En important pour la première fois du brut en provenance des Émirats arabes unis, la raffinerie Dangote franchit une nouvelle étape dans la sécurisation de ses approvisionnements. Cette diversification traduit les difficultés persistantes d’accès au pétrole nigérian, malgré le statut du pays comme premier producteur africain, et accompagne les ambitions de montée en capacité du complexe industriel.
La stratégie d’approvisionnement de la raffinerie Dangote prend une nouvelle dimension. Le plus grand complexe de raffinage d’Afrique a réceptionné ses premières cargaisons de pétrole brut en provenance des Émirats arabes unis, marquant une diversification inédite de ses fournisseurs dans un contexte de forte croissance de ses besoins en matières premières.
Selon des informations relayées par Reuters, environ 2 millions de barils ont été acquis auprès de la compagnie pétrolière émiratie ADNOC. Les cargaisons comprennent notamment les qualités Umm Lulu, Murban et Das Blend, des bruts reconnus sur le marché international.
Réduire la dépendance au pétrole nigérian
Cette opération illustre une évolution progressive de la politique d’achat de Dangote.

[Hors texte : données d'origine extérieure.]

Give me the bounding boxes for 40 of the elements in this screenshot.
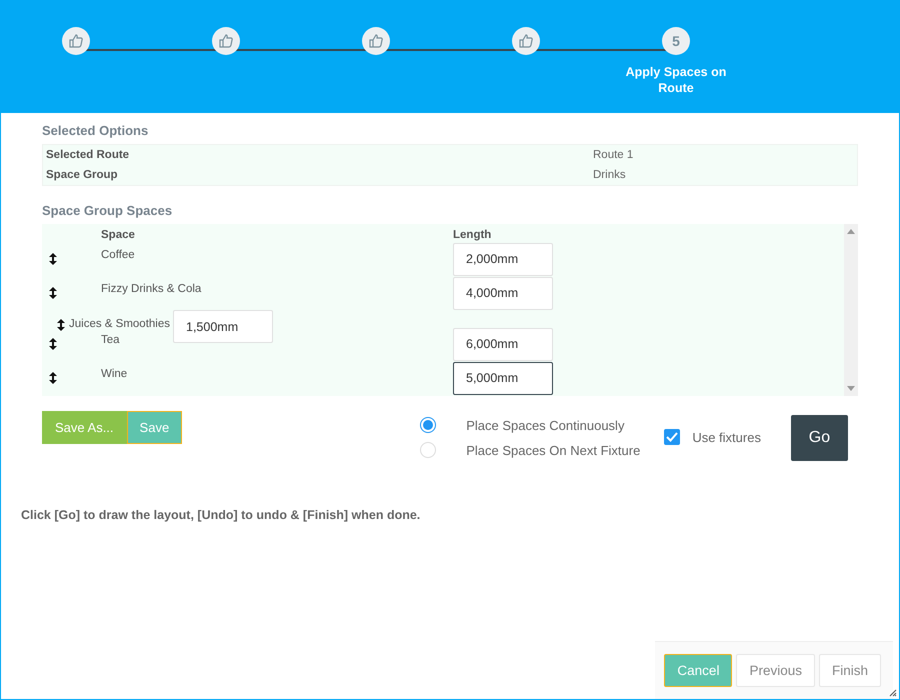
- length-field[interactable]: 6,000mm: [453, 328, 553, 360]
- length-field[interactable]: 2,000mm: [453, 242, 553, 276]
- thumbs-up-icon: [68, 33, 84, 49]
- sort-arrows-icon[interactable]: [48, 338, 58, 350]
- sort-arrows-icon[interactable]: [56, 319, 66, 331]
- thumbs-up-icon: [218, 33, 234, 49]
- sort-arrows-icon[interactable]: [48, 253, 58, 265]
- thumbs-up-icon: [518, 33, 534, 49]
- section-title: Space Group Spaces: [42, 203, 174, 218]
- option-value: Drinks: [593, 169, 626, 181]
- section-title: Selected Options: [42, 123, 150, 138]
- resize-grip-icon[interactable]: [889, 689, 897, 697]
- radio-button[interactable]: [420, 417, 436, 433]
- checkbox[interactable]: [664, 429, 680, 445]
- radio-label: Place Spaces Continuously: [466, 418, 624, 432]
- space-name: Juices & Smoothies: [69, 318, 170, 330]
- radio-label: Place Spaces On Next Fixture: [466, 442, 640, 458]
- option-label: Space Group: [46, 169, 118, 181]
- thumbs-up-icon: [368, 33, 384, 49]
- go-button[interactable]: Go: [790, 415, 848, 461]
- sort-arrows-icon[interactable]: [48, 287, 58, 299]
- step-label: Apply Spaces on Route: [624, 64, 728, 96]
- step-number: 5: [672, 33, 680, 49]
- length-field[interactable]: 1,500mm: [173, 310, 273, 343]
- space-name: Wine: [101, 367, 128, 380]
- column-header: Space: [101, 229, 136, 241]
- checkbox-label: Use fixtures: [692, 430, 761, 444]
- column-header: Length: [453, 229, 492, 241]
- length-field[interactable]: 4,000mm: [453, 276, 553, 310]
- instruction-text: Click [Go] to draw the layout, [Undo] to undo & [Finish] when done.: [21, 508, 422, 522]
- sort-arrows-icon[interactable]: [48, 372, 58, 384]
- option-value: Route 1: [593, 149, 634, 161]
- option-label: Selected Route: [46, 149, 130, 161]
- space-name: Tea: [101, 333, 120, 346]
- space-name: Fizzy Drinks & Cola: [101, 282, 202, 295]
- check-icon: [666, 432, 678, 442]
- finish-button[interactable]: Finish: [818, 654, 881, 687]
- space-name: Coffee: [101, 248, 135, 261]
- previous-button[interactable]: Previous: [736, 654, 815, 687]
- length-field[interactable]: 5,000mm: [453, 362, 553, 394]
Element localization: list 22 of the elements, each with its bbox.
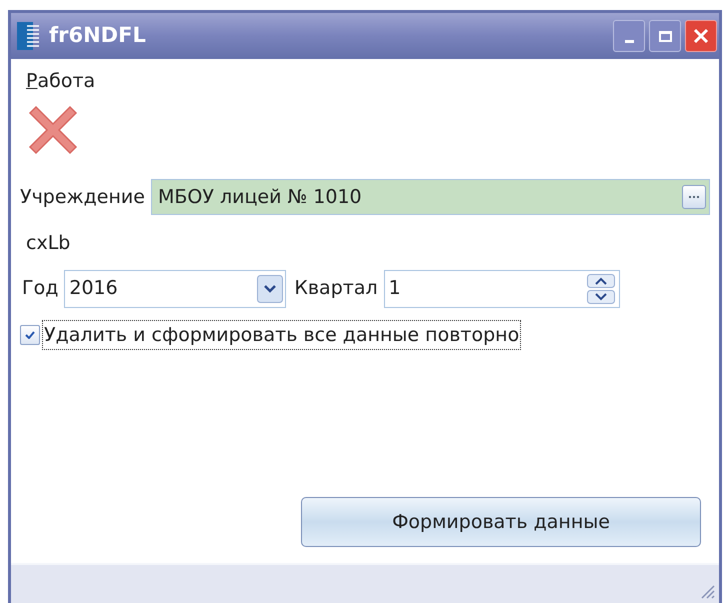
quarter-spinner[interactable]: 1 xyxy=(384,270,620,308)
field-label: Квартал xyxy=(294,276,378,302)
minimize-button[interactable] xyxy=(613,20,645,52)
checkmark-icon xyxy=(25,330,35,339)
document-icon xyxy=(17,22,39,50)
year-dropdown[interactable]: 2016 xyxy=(64,270,286,308)
checkbox[interactable] xyxy=(20,324,40,345)
generate-button[interactable]: Формировать данные xyxy=(301,497,701,547)
close-button[interactable] xyxy=(685,20,717,52)
institution-field[interactable]: МБОУ лицей № 1010 xyxy=(150,179,710,215)
delete-icon[interactable] xyxy=(28,105,78,155)
close-icon xyxy=(693,28,709,44)
spinner-arrows-icon[interactable] xyxy=(586,274,615,304)
field-label: Год xyxy=(22,276,58,302)
caption-label: cxLb xyxy=(26,231,70,256)
window-title: fr6NDFL xyxy=(49,22,146,50)
resize-grip-icon[interactable] xyxy=(699,583,715,599)
field-label: Учреждение xyxy=(20,184,145,210)
menu-item[interactable]: Работа xyxy=(26,66,96,96)
maximize-button[interactable] xyxy=(649,20,681,52)
ellipsis-icon[interactable] xyxy=(682,185,706,209)
checkbox-label[interactable]: Удалить и сформировать все данные повторно xyxy=(42,320,522,350)
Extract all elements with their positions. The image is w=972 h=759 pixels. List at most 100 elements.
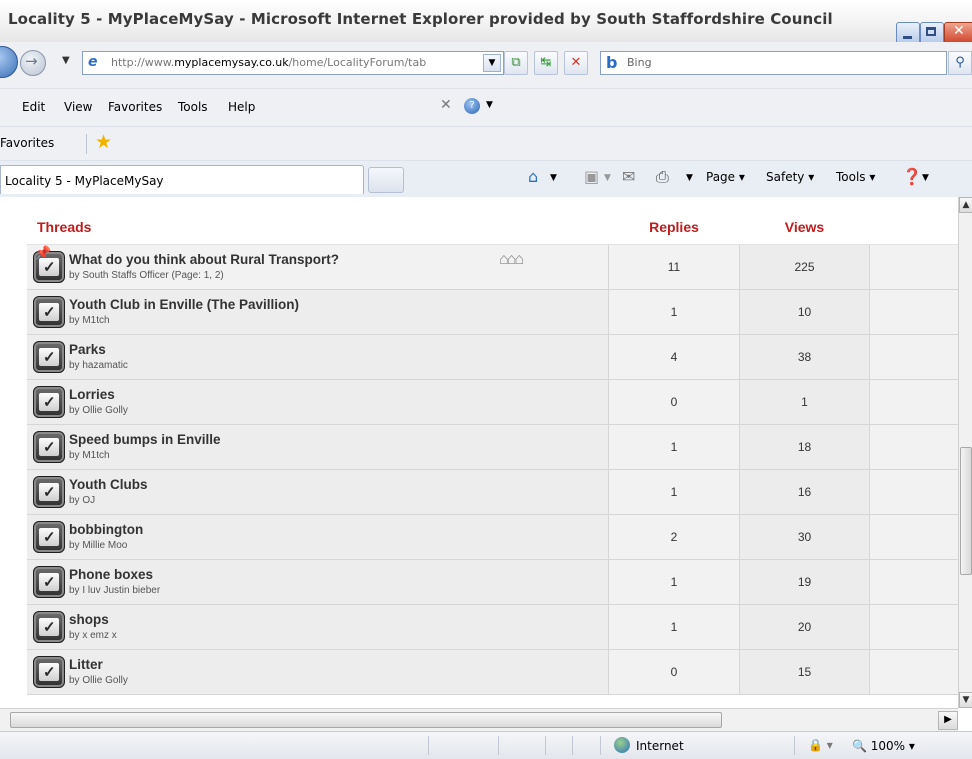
- scroll-up-icon[interactable]: ▲: [959, 197, 972, 213]
- maximize-button[interactable]: [920, 22, 944, 44]
- table-row[interactable]: ✓ Parks by hazamatic 4 38: [27, 334, 958, 380]
- stop-icon[interactable]: ✕: [564, 51, 588, 75]
- tools-menu[interactable]: Tools ▾: [836, 170, 875, 184]
- replies-cell: 4: [608, 334, 740, 380]
- views-column-header: Views: [739, 210, 870, 245]
- thread-status-icon: ✓: [33, 566, 65, 598]
- replies-cell: 0: [608, 649, 740, 695]
- menu-edit[interactable]: Edit: [22, 100, 45, 114]
- table-row[interactable]: ✓ Phone boxes by I luv Justin bieber 1 19: [27, 559, 958, 605]
- help-icon[interactable]: ?: [464, 98, 480, 114]
- minimize-button[interactable]: [896, 22, 920, 44]
- home-dropdown-icon[interactable]: ▼: [550, 173, 557, 183]
- url-text[interactable]: http://www.myplacemysay.co.uk/home/Local…: [111, 56, 471, 69]
- replies-cell: 11: [608, 244, 740, 290]
- table-row[interactable]: ✓ 📌 What do you think about Rural Transpor…: [27, 244, 958, 290]
- thread-title-link[interactable]: Youth Club in Enville (The Pavillion): [69, 297, 299, 312]
- scroll-down-icon[interactable]: ▼: [959, 692, 972, 708]
- status-divider: [498, 736, 499, 755]
- table-row[interactable]: ✓ shops by x emz x 1 20: [27, 604, 958, 650]
- thread-title-link[interactable]: shops: [69, 612, 109, 627]
- recent-pages-dropdown-icon[interactable]: ▼: [62, 55, 70, 66]
- refresh-icon[interactable]: ↹: [534, 51, 558, 75]
- extra-cell: [869, 649, 958, 695]
- vertical-scrollbar[interactable]: ▲ ▼: [958, 197, 972, 708]
- table-row[interactable]: ✓ Youth Clubs by OJ 1 16: [27, 469, 958, 515]
- search-icon[interactable]: ⚲: [948, 51, 972, 75]
- menu-tools[interactable]: Tools: [178, 100, 208, 114]
- thread-title-link[interactable]: Litter: [69, 657, 103, 672]
- status-divider: [545, 736, 546, 755]
- thread-title-link[interactable]: What do you think about Rural Transport?: [69, 252, 339, 267]
- menu-help[interactable]: Help: [228, 100, 255, 114]
- add-favorite-star-icon[interactable]: ★: [95, 131, 112, 153]
- new-tab-button[interactable]: [368, 167, 404, 193]
- address-bar[interactable]: e http://www.myplacemysay.co.uk/home/Loc…: [82, 51, 504, 75]
- rating-icon: ⌂⌂⌂: [499, 251, 524, 268]
- horizontal-scrollbar[interactable]: ▶: [0, 708, 958, 731]
- tools-menu-label: Tools: [836, 170, 866, 184]
- forward-button[interactable]: [20, 50, 46, 76]
- favorites-separator: [86, 134, 87, 154]
- thread-title-link[interactable]: Speed bumps in Enville: [69, 432, 221, 447]
- vertical-scroll-thumb[interactable]: [960, 447, 972, 575]
- feeds-dropdown-icon[interactable]: ▼: [604, 173, 611, 183]
- views-cell: 1: [739, 379, 870, 425]
- thread-author: by Millie Moo: [69, 540, 128, 551]
- feeds-icon[interactable]: ▣: [584, 167, 599, 186]
- close-button[interactable]: [944, 22, 972, 44]
- extra-cell: [869, 289, 958, 335]
- thread-cell: ✓ Speed bumps in Enville by M1tch: [27, 424, 609, 470]
- print-icon[interactable]: ⎙: [656, 167, 669, 187]
- scroll-right-icon[interactable]: ▶: [938, 711, 958, 730]
- print-dropdown-icon[interactable]: ▼: [686, 173, 693, 183]
- favorites-button[interactable]: Favorites: [0, 136, 54, 150]
- table-row[interactable]: ✓ Speed bumps in Enville by M1tch 1 18: [27, 424, 958, 470]
- thread-status-icon: ✓: [33, 341, 65, 373]
- read-mail-icon[interactable]: ✉: [622, 167, 635, 186]
- back-button[interactable]: [0, 46, 18, 78]
- extra-cell: [869, 244, 958, 290]
- tab-title: Locality 5 - MyPlaceMySay: [5, 174, 164, 188]
- help-dropdown-icon[interactable]: ▼: [486, 100, 493, 110]
- thread-cell: ✓ Phone boxes by I luv Justin bieber: [27, 559, 609, 605]
- thread-status-icon: ✓: [33, 521, 65, 553]
- window-titlebar[interactable]: Locality 5 - MyPlaceMySay - Microsoft In…: [0, 0, 972, 44]
- extra-cell: [869, 559, 958, 605]
- table-row[interactable]: ✓ bobbington by Millie Moo 2 30: [27, 514, 958, 560]
- search-input[interactable]: b Bing: [600, 51, 947, 75]
- status-divider: [572, 736, 573, 755]
- table-row[interactable]: ✓ Youth Club in Enville (The Pavillion) by…: [27, 289, 958, 335]
- horizontal-scroll-thumb[interactable]: [10, 712, 722, 728]
- replies-cell: 1: [608, 559, 740, 605]
- help-command-icon[interactable]: ❓: [902, 167, 922, 186]
- safety-menu[interactable]: Safety ▾: [766, 170, 814, 184]
- thread-title-link[interactable]: Youth Clubs: [69, 477, 148, 492]
- page-menu-label: Page: [706, 170, 736, 184]
- thread-title-link[interactable]: bobbington: [69, 522, 143, 537]
- table-row[interactable]: ✓ Litter by Ollie Golly 0 15: [27, 649, 958, 695]
- security-zone-label: Internet: [636, 739, 684, 753]
- url-prefix: http://www.: [111, 56, 175, 69]
- thread-cell: ✓ Parks by hazamatic: [27, 334, 609, 380]
- thread-title-link[interactable]: Parks: [69, 342, 106, 357]
- close-toolbar-icon[interactable]: ✕: [440, 97, 452, 113]
- menu-favorites[interactable]: Favorites: [108, 100, 162, 114]
- page-menu[interactable]: Page ▾: [706, 170, 745, 184]
- thread-title-link[interactable]: Phone boxes: [69, 567, 153, 582]
- tab-active[interactable]: Locality 5 - MyPlaceMySay: [0, 165, 364, 194]
- sticky-pin-icon: 📌: [35, 245, 52, 260]
- compatibility-view-icon[interactable]: ⧉: [504, 51, 528, 75]
- zoom-control[interactable]: 🔍 100% ▾: [852, 739, 915, 753]
- window-title: Locality 5 - MyPlaceMySay - Microsoft In…: [8, 10, 833, 28]
- table-row[interactable]: ✓ Lorries by Ollie Golly 0 1: [27, 379, 958, 425]
- home-icon[interactable]: ⌂: [528, 167, 538, 186]
- thread-title-link[interactable]: Lorries: [69, 387, 115, 402]
- views-cell: 30: [739, 514, 870, 560]
- protected-mode-icon[interactable]: 🔒 ▾: [808, 738, 833, 752]
- help-command-dropdown-icon[interactable]: ▼: [922, 173, 929, 183]
- address-dropdown-icon[interactable]: ▼: [483, 54, 501, 72]
- thread-author: by x emz x: [69, 630, 117, 641]
- menu-view[interactable]: View: [64, 100, 92, 114]
- replies-cell: 1: [608, 424, 740, 470]
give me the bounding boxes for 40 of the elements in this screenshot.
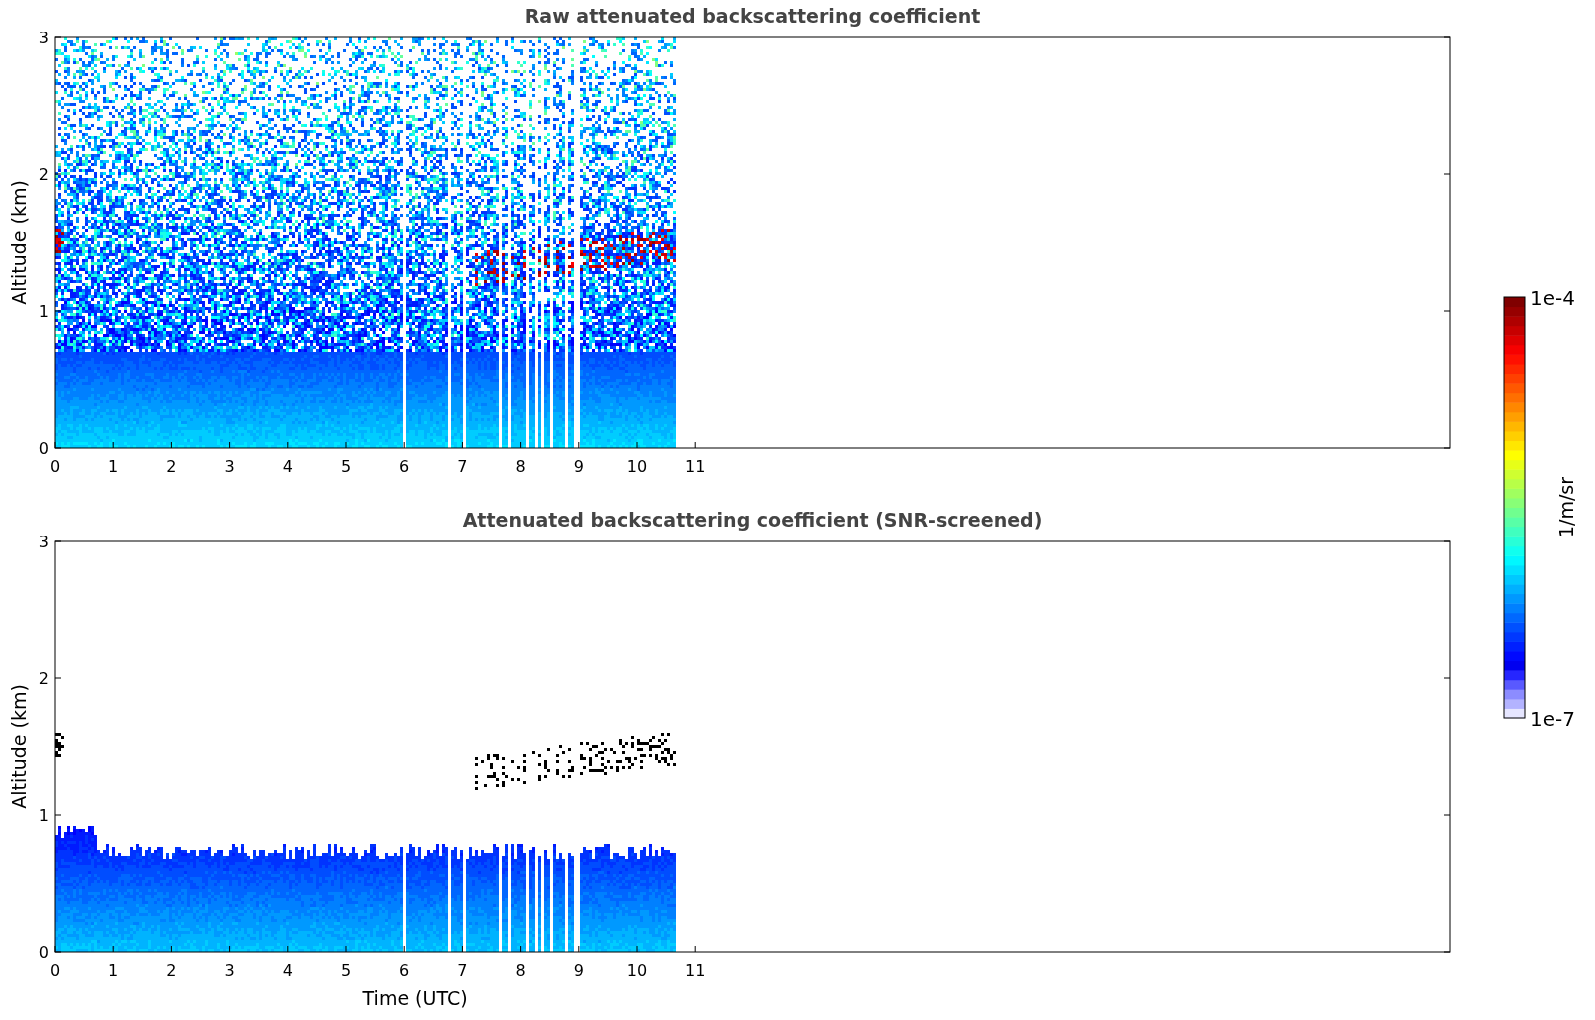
tick-label: 6 [399, 961, 410, 980]
tick-label: 4 [282, 961, 293, 980]
colorbar-tick-label: 1e-4 [1530, 287, 1575, 310]
tick-label: 1 [38, 302, 49, 321]
tick-label: 10 [626, 961, 648, 980]
tick-label: 4 [282, 457, 293, 476]
tick-label: 1 [108, 457, 119, 476]
tick-label: 0 [38, 943, 49, 962]
tick-label: 10 [626, 457, 648, 476]
tick-label: 9 [573, 961, 584, 980]
tick-label: 0 [38, 439, 49, 458]
tick-label: 8 [515, 961, 526, 980]
tick-label: 7 [457, 457, 468, 476]
panel-title: Raw attenuated backscattering coefficient [524, 5, 981, 27]
tick-label: 2 [38, 165, 49, 184]
tick-label: 2 [166, 961, 177, 980]
tick-label: 7 [457, 961, 468, 980]
tick-label: 5 [340, 457, 352, 476]
colorbar-tick-label: 1e-7 [1530, 707, 1575, 731]
panel-title: Attenuated backscattering coefficient (SNR-screened) [462, 509, 1043, 531]
tick-label: 2 [38, 669, 49, 688]
tick-label: 3 [38, 536, 49, 551]
tick-label: 8 [515, 457, 526, 476]
tick-label: 0 [49, 961, 61, 980]
tick-label: 0 [49, 457, 61, 476]
axis-label: Altitude (km) [8, 684, 30, 809]
tick-label: 3 [224, 961, 235, 980]
tick-label: 11 [685, 457, 706, 476]
colorbar-label: 1/m/sr [1555, 476, 1577, 539]
axis-label: Altitude (km) [8, 180, 30, 305]
tick-label: 3 [224, 457, 235, 476]
tick-label: 11 [685, 961, 706, 980]
tick-label: 1 [108, 961, 119, 980]
tick-label: 1 [38, 806, 49, 825]
tick-label: 5 [340, 961, 352, 980]
axis-label: Time (UTC) [362, 987, 468, 1009]
tick-label: 3 [38, 32, 49, 47]
tick-label: 6 [399, 457, 410, 476]
tick-label: 9 [573, 457, 584, 476]
tick-label: 2 [166, 457, 177, 476]
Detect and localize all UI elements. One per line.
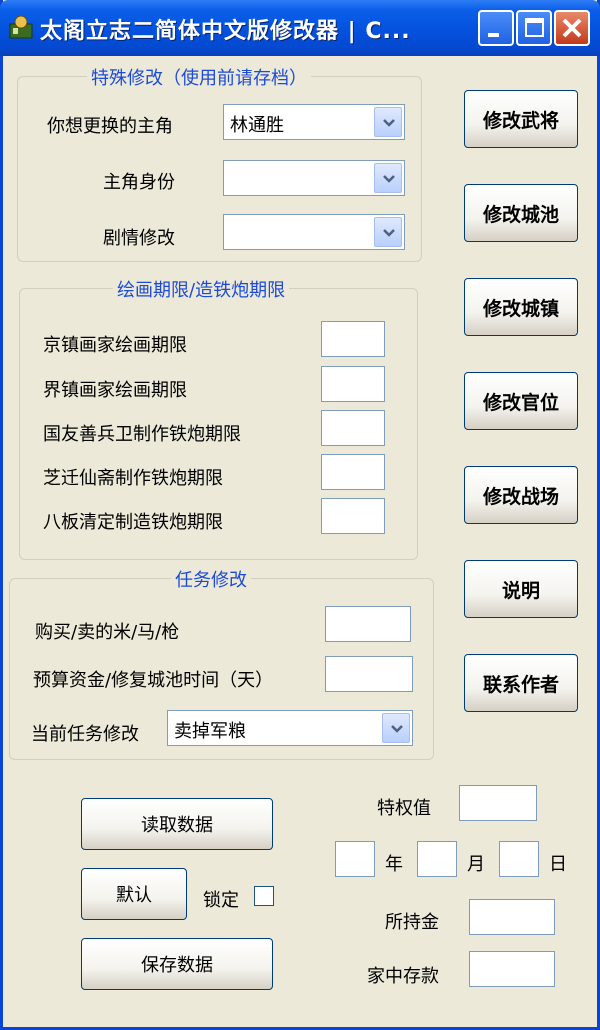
chevron-down-icon: [383, 119, 395, 127]
modify-generals-button[interactable]: 修改武将: [464, 90, 578, 148]
protagonist-value: 林通胜: [230, 115, 284, 136]
current-mission-select[interactable]: 卖掉军粮: [167, 710, 413, 746]
painting-deadline-input[interactable]: [321, 498, 385, 534]
title-bar[interactable]: 太阁立志二简体中文版修改器 | C...: [0, 0, 600, 56]
painting-row-label: 界镇画家绘画期限: [43, 380, 187, 401]
money-label: 所持金: [385, 912, 439, 933]
client-area: 特殊修改（使用前请存档） 你想更换的主角 林通胜 主角身份 剧情修改 绘画期限/…: [3, 56, 597, 1027]
read-data-button[interactable]: 读取数据: [81, 798, 273, 850]
modify-castles-button[interactable]: 修改城池: [464, 184, 578, 242]
lock-label: 锁定: [203, 890, 239, 911]
story-label: 剧情修改: [103, 228, 175, 249]
window-title: 太阁立志二简体中文版修改器 | C...: [40, 19, 411, 44]
chevron-down-icon: [383, 229, 395, 237]
mission-modify-legend: 任务修改: [171, 566, 251, 592]
minimize-button[interactable]: [478, 10, 514, 46]
day-input[interactable]: [499, 841, 539, 877]
buy-sell-label: 购买/卖的米/马/枪: [35, 622, 180, 643]
modify-rank-button[interactable]: 修改官位: [464, 372, 578, 430]
identity-select[interactable]: [223, 160, 405, 196]
savings-label: 家中存款: [367, 966, 439, 987]
dropdown-button[interactable]: [374, 107, 402, 137]
identity-label: 主角身份: [103, 172, 175, 193]
app-icon: [9, 15, 33, 39]
current-mission-label: 当前任务修改: [31, 724, 139, 745]
painting-deadline-input[interactable]: [321, 321, 385, 357]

Alors que la raffinerie comptait principalement sur la production nationale et quelques fournisseurs internationaux, elle élargit désormais son portefeuille afin de limiter les risques liés aux tensions sur l’approvisionnement domestique.
Le paradoxe est frappant : malgré son rang parmi les principaux producteurs africains de pétrole, le Nigeria ne parvient pas à alimenter suffisamment ses propres capacités de raffinage.
Les livraisons de la Nigerian National Petroleum Company (NNPC) couvrent actuellement entre cinq et sept cargaisons de brut par mois, alors que les besoins opérationnels de la raffinerie sont estimés entre treize et quinze cargaisons mensuelles.
Cette situation s’explique en partie par l’importance des exportations pétrolières du Nigeria.
Au cours des cinq premiers mois de 2026, près de 149 millions de barils ont été exportés, soit environ 69 % de la production nationale. Cette orientation réduit mécaniquement les volumes disponibles pour alimenter les raffineries implantées dans le pays.
Même l’accord prévoyant des livraisons de brut payées en naira n’a pas permis, jusqu’à présent, de satisfaire pleinement les besoins de Dangote, en raison de contraintes logistiques et d’une disponibilité limitée de certaines qualités de pétrole.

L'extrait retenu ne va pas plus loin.